With Article 50 due to be triggered tomorrow, more than a third of companies (44%) still haven’t started planning for Brexit, reveals new research.

The  survey found that while 77% of UK businesses are concerned about the impact of Brexit, a large number of UK companies still aren’t ready to handle the significant changes Brexit is expected to bring.

Many are still relying on outdated, disconnected methods for planning, including pen and paper (58%), email (81%), Microsoft Excel (86%), and Microsoft Word (80%).

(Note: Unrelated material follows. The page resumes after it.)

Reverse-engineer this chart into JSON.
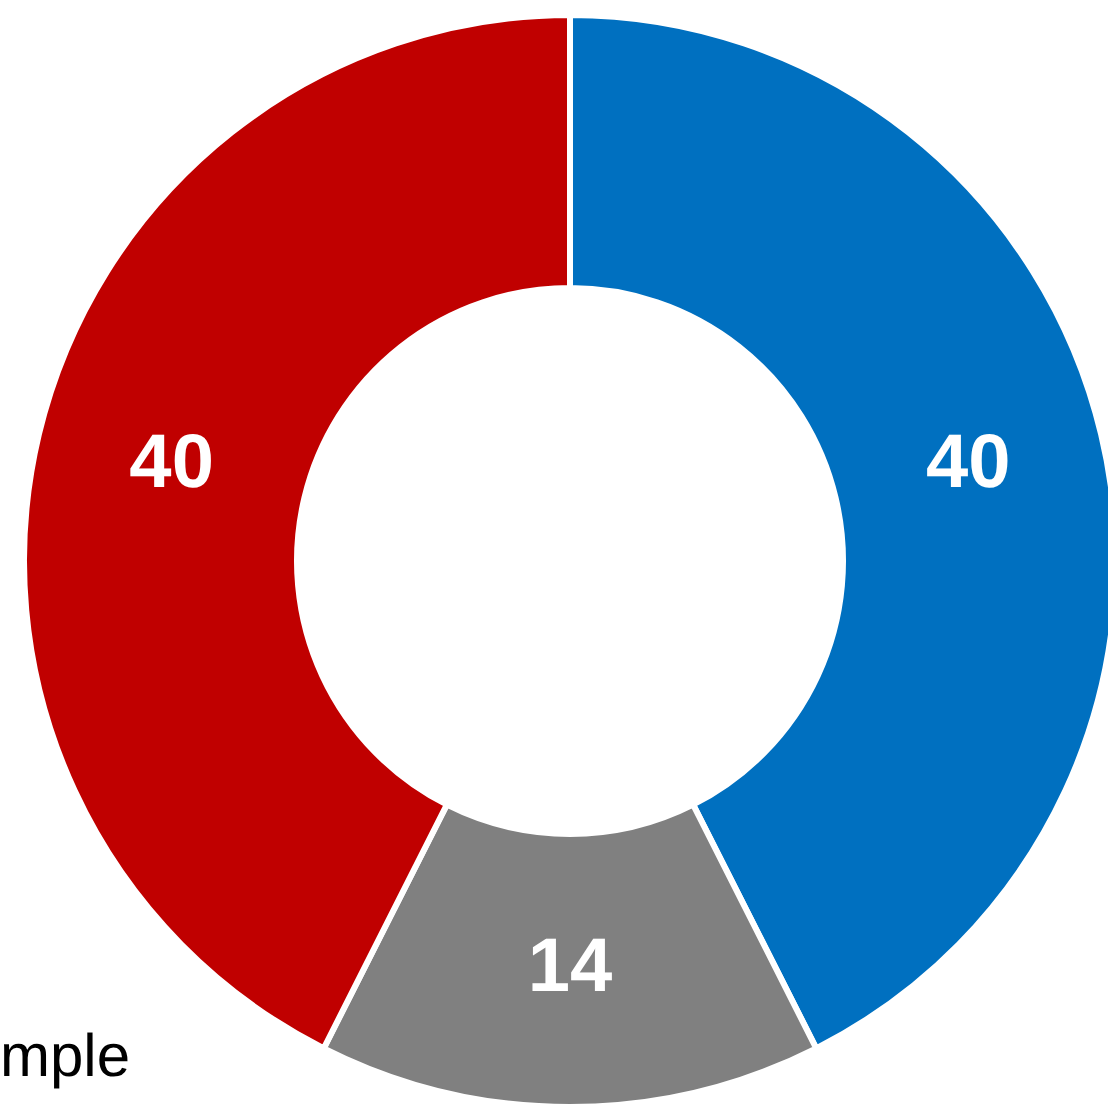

Despite this lack of preparedness, nearly 1 in 3 (29%) decision-makers say that the UK’s choice to exit the EU has already positively impacted their organisation.

Benefits of preparation

Businesses identified losing access to the EU single market, regulatory changes and exchange rate fluctuations as the biggest obstacles facing them after Brexit, according to the survey of 250 decision-makers conducted by Anaplan.

Although leadership was identified as crucial for companies as they prepare for Brexit, UK companies believe leadership is lacking. A third of respondents said they do not trust anyone within the business, while only 20% of respondents said they trust their CEO to know what will happen post-Brexit, even though 40% believe the CEO is responsible for managing the impact of Brexit.

This lack of trust extends outwards, with only a quarter of those surveyed placing trust in the  government, industry analysts or the Bank of England, according to the data collected between February and March this year.

“Unfortunately, there isn’t an approved script for how to cope with situations such as Brexit or the impending triggering of Article 50, but businesses can and should model and plan for multiple future scenarios and be ready to course-correct their strategy,” says Karen Clarke, Regional Vice President, Northern Europe at Anaplan.

“Looking at best- and worst-case scenarios to understand business impact will make organisations better prepared to manage and exploit whatever happens tomorrow or in the future,”

“Along the same vein, business leaders must equip themselves to pivot quickly in response to any number of outcomes and by taking a connected planning approach, they can get to work immediately. The tools are available, and now, in this time of uncertainty, is when organisations should harness technology to support their business agility.”